When she woke, she felt a little better, but her head was still woozy, her stomach still sour. She opened her eyes and found herself lying on a chrome-and-leather divan in a room swathed in a gauzy pale fabric like the inside of a cloud.

The red-haired man sat watching her.

He gestured to a viewer perched in a corner like a predatory bird. “We’re holoiding the instructions I’m giving you today. The file, called Zhu.doc, is thirty-five GB and will go in your monitor’s Archive, so you’ll be able to view it anytime you need to.” He gave her a Classic Coke, which tasted delicious and settled her stomach. “I’m the one who offered your lawyer the deal.” He fell silent then, watching her as if she were a specimen in a petri dish.

She should have been flattered that a man of his stature took any notice of her at all. She should have been grateful, should have been cordial, should have been eager to please.
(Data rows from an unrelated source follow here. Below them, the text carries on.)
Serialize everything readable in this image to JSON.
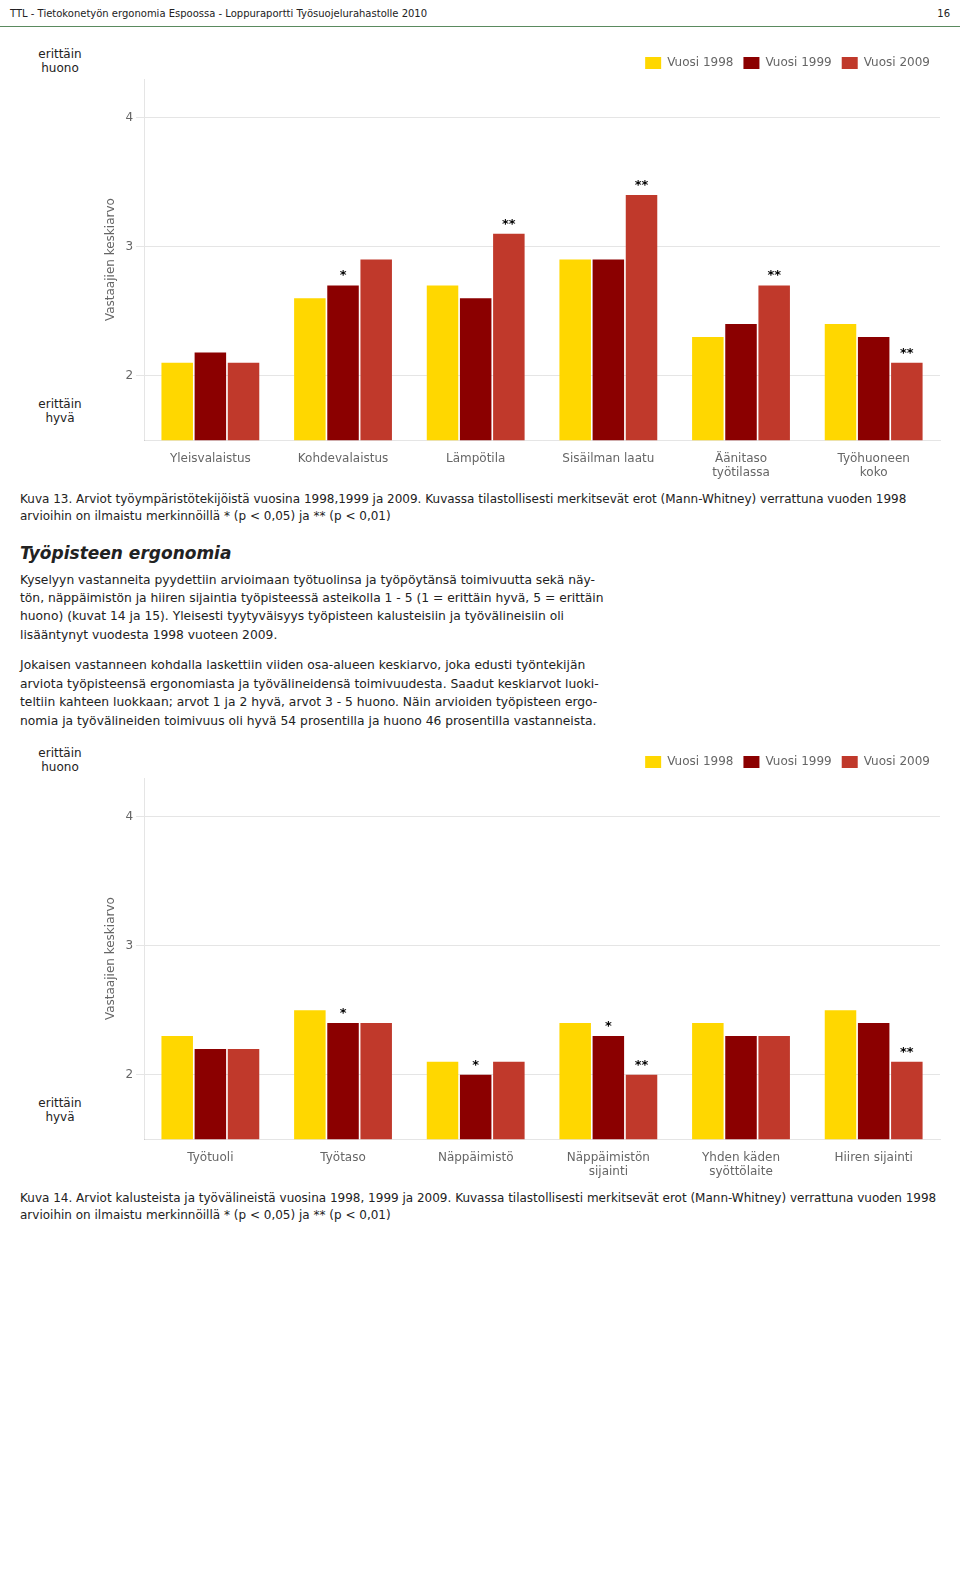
{
  "header": "TTL - Tietokonetyön ergonomia Espoossa - Loppuraportti Työsuojelurahastolle 2010",
  "page_number": "16",
  "section_title": "Työpisteen ergonomia",
  "body_text": [
    "Kyselyyn vastanneita pyydettiin arvioimaan työtuolinsa ja työpöytänsä toimivuutta sekä näy-\ntön, näppäimistön ja hiiren sijaintia työpisteessä asteikolla 1 - 5 (1 = erittäin hyvä, 5 = erittäin\nhuono) (kuvat 14 ja 15). Yleisesti tyytyväisyys työpisteen kalusteisiin ja työvälineisiin oli\nlisääntynyt vuodesta 1998 vuoteen 2009.",
    "Jokaisen vastanneen kohdalla laskettiin viiden osa-alueen keskiarvo, joka edusti työntekijän\narviota työpisteensä ergonomiasta ja työvälineidensä toimivuudesta. Saadut keskiarvot luoki-\nteltiin kahteen luokkaan; arvot 1 ja 2 hyvä, arvot 3 - 5 huono. Näin arvioiden työpisteen ergo-\nnomia ja työvälineiden toimivuus oli hyvä 54 prosentilla ja huono 46 prosentilla vastanneista."
  ],
  "chart_data": [
    {
      "type": "bar",
      "categories": [
        "Yleisvalaistus",
        "Kohdevalaistus",
        "Lämpötila",
        "Sisäilman laatu",
        "Äänitaso\ntyötilassa",
        "Työhuoneen\nkoko"
      ],
      "series": [
        {
          "name": "Vuosi 1998",
          "color": "#FFD700",
          "values": [
            2.1,
            2.6,
            2.7,
            2.9,
            2.3,
            2.4
          ]
        },
        {
          "name": "Vuosi 1999",
          "color": "#8B0000",
          "values": [
            2.18,
            2.7,
            2.6,
            2.9,
            2.4,
            2.3
          ]
        },
        {
          "name": "Vuosi 2009",
          "color": "#C0392B",
          "values": [
            2.1,
            2.9,
            3.1,
            3.4,
            2.7,
            2.1
          ]
        }
      ],
      "annotations": [
        {
          "series": "Vuosi 1999",
          "category": "Kohdevalaistus",
          "text": "*"
        },
        {
          "series": "Vuosi 2009",
          "category": "Lämpötila",
          "text": "**"
        },
        {
          "series": "Vuosi 2009",
          "category": "Sisäilman laatu",
          "text": "**"
        },
        {
          "series": "Vuosi 2009",
          "category": "Äänitaso\ntyötilassa",
          "text": "**"
        },
        {
          "series": "Vuosi 2009",
          "category": "Työhuoneen\nkoko",
          "text": "**"
        }
      ],
      "ylabel": "Vastaajien keskiarvo",
      "y_top_label": "erittäin\nhuono",
      "y_bottom_label": "erittäin\nhyvä",
      "ylim": [
        1.5,
        4.3
      ],
      "yticks": [
        2,
        3,
        4
      ],
      "grid": true,
      "legend": "upper right",
      "caption": "Kuva 13. Arviot työympäristötekijöistä vuosina 1998,1999 ja 2009. Kuvassa tilastollisesti merkitsevät erot (Mann-Whitney) verrattuna vuoden 1998 arvioihin on ilmaistu merkinnöillä * (p < 0,05) ja ** (p < 0,01)"
    },
    {
      "type": "bar",
      "categories": [
        "Työtuoli",
        "Työtaso",
        "Näppäimistö",
        "Näppäimistön\nsijainti",
        "Yhden käden\nsyöttölaite",
        "Hiiren sijainti"
      ],
      "series": [
        {
          "name": "Vuosi 1998",
          "color": "#FFD700",
          "values": [
            2.3,
            2.5,
            2.1,
            2.4,
            2.4,
            2.5
          ]
        },
        {
          "name": "Vuosi 1999",
          "color": "#8B0000",
          "values": [
            2.2,
            2.4,
            2.0,
            2.3,
            2.3,
            2.4
          ]
        },
        {
          "name": "Vuosi 2009",
          "color": "#C0392B",
          "values": [
            2.2,
            2.4,
            2.1,
            2.0,
            2.3,
            2.1
          ]
        }
      ],
      "annotations": [
        {
          "series": "Vuosi 1999",
          "category": "Työtaso",
          "text": "*"
        },
        {
          "series": "Vuosi 1999",
          "category": "Näppäimistö",
          "text": "*"
        },
        {
          "series": "Vuosi 1999",
          "category": "Näppäimistön\nsijainti",
          "text": "*"
        },
        {
          "series": "Vuosi 2009",
          "category": "Näppäimistön\nsijainti",
          "text": "**"
        },
        {
          "series": "Vuosi 2009",
          "category": "Hiiren sijainti",
          "text": "**"
        }
      ],
      "ylabel": "Vastaajien keskiarvo",
      "y_top_label": "erittäin\nhuono",
      "y_bottom_label": "erittäin\nhyvä",
      "ylim": [
        1.5,
        4.3
      ],
      "yticks": [
        2,
        3,
        4
      ],
      "grid": true,
      "legend": "upper right",
      "caption": "Kuva 14. Arviot kalusteista ja työvälineistä vuosina 1998, 1999 ja 2009. Kuvassa tilastollisesti merkitsevät erot (Mann-Whitney) verrattuna vuoden 1998 arvioihin on ilmaistu merkinnöillä * (p < 0,05) ja ** (p < 0,01)"
    }
  ]
}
But she didn’t feel flattered or grateful or cordial or eager to please. Instead, sharp resentment gripped her chest. She instantly disliked the red-haired man. She puzzled at her unruly emotions, then felt guilty. There was no rational reason for disliking him.

He’d done nothing to her. She’d never met him before.

But there it was and wouldn’t go away--resentment, even anger. As if she knew something bad about him, but couldn’t say what. Had she met him before? But where? She swallowed her confusion as best she could, silently scolding herself. She wasn’t wearing the black patch for the first time in months, that was all.